In 2014, having reduced competition through mergers and raised billions of dollars in new baggage-fee revenue, American began reaching stunning levels of financial success. In 2015, it posted a $7.6 billion profit — compared, for example, to profits of about $500 million in 2007 and less than $250 million in 2006. It would continue to earn billions in profit annually for the rest of the decade. “I don’t think we’re ever going to lose money again,” the company’s chief executive, Doug Parker, said in 2017.
There are plenty of things American could have done with all that money. It could have stored up its cash reserves for a future crisis, knowing that airlines regularly cycle through booms and busts. It might have tried to decisively settle its continuing contract disputes with pilots, flight attendants and mechanics. It might have invested heavily in better service quality to try to repair its longstanding reputation as the worst of the major carriers.

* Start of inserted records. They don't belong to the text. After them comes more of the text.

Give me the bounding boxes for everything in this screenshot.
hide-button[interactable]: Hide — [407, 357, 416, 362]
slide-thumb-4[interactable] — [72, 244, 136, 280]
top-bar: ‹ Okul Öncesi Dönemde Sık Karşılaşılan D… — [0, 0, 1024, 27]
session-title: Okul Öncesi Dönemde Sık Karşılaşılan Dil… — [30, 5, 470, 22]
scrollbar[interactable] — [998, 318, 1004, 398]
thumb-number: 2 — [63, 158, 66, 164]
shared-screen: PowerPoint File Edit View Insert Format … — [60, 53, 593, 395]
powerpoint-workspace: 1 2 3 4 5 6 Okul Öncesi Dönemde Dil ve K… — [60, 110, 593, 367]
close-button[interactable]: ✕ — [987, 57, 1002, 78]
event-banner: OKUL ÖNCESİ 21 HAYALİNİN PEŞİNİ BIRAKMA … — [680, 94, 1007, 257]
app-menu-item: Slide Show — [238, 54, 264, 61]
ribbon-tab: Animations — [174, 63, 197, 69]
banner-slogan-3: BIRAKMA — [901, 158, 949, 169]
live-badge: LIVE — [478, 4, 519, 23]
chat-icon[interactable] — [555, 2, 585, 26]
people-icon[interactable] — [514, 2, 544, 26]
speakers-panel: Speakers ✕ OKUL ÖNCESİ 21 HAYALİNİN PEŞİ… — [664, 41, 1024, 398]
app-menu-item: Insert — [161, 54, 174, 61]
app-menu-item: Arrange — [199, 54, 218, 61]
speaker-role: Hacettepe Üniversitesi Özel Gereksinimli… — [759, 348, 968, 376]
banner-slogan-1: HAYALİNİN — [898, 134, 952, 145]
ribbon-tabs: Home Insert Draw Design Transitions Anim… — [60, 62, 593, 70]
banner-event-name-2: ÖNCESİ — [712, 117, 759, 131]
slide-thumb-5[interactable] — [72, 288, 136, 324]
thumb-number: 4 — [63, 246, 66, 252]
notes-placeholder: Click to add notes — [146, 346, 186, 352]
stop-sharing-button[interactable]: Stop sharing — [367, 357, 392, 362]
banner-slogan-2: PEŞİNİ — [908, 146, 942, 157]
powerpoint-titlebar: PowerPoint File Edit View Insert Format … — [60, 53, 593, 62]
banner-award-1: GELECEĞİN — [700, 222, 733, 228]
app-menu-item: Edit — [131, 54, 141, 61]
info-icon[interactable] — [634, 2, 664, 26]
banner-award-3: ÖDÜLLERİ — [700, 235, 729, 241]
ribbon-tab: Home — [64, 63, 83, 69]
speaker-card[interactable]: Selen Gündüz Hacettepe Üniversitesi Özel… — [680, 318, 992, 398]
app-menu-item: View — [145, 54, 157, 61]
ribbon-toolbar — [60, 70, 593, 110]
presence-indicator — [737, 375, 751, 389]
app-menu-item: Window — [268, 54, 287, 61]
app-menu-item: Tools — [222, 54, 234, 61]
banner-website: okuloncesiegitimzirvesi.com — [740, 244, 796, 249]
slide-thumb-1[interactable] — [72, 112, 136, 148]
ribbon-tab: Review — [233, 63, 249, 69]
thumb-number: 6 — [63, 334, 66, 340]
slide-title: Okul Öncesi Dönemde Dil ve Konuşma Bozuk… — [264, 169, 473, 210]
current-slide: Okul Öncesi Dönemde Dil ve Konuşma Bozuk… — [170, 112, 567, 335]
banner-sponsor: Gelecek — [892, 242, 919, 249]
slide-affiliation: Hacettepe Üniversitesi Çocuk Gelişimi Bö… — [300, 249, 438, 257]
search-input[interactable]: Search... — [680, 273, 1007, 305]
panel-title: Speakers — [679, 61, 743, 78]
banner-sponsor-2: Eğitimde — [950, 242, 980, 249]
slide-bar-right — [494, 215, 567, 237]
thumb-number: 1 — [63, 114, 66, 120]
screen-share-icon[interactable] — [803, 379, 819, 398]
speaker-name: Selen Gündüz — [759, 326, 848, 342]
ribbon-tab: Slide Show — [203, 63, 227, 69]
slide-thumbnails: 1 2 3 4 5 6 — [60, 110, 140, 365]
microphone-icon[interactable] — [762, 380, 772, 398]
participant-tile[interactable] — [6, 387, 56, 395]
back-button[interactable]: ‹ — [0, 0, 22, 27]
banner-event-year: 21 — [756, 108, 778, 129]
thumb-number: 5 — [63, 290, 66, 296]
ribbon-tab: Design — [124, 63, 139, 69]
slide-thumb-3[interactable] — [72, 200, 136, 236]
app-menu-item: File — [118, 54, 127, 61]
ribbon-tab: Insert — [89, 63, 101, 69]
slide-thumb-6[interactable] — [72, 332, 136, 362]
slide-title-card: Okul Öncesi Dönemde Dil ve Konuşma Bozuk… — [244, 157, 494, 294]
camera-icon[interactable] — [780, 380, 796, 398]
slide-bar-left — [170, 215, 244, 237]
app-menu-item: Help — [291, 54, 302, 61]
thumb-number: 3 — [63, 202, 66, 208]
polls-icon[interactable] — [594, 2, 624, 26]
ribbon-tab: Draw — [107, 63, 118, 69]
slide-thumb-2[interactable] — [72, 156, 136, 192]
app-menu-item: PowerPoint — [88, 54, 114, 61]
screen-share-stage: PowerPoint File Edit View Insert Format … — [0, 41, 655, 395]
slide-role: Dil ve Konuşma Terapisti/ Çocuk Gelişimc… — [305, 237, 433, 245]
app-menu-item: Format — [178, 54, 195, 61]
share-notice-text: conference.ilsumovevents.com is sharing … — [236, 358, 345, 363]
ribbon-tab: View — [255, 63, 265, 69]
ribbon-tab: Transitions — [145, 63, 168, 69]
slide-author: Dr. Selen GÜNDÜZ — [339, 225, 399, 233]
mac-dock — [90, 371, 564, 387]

Instead, American blew most of its cash on a stock buyback spree. From 2014 to 2020, in an attempt to increase its earnings per share, American spent more than $15 billion buying back its own stock. It managed, despite the risk of the proverbial rainy day, to shrink its cash reserves. At the same time it was blowing cash on buybacks, American also began to borrow heavily to finance the purchase of new planes and the retrofitting of old planes to pack in more seats. As early as 2017 analysts warned of a risk of default should the economy deteriorate, but American kept borrowing. It has now accumulated a debt of nearly $30 billion, nearly five times the company’s current market value.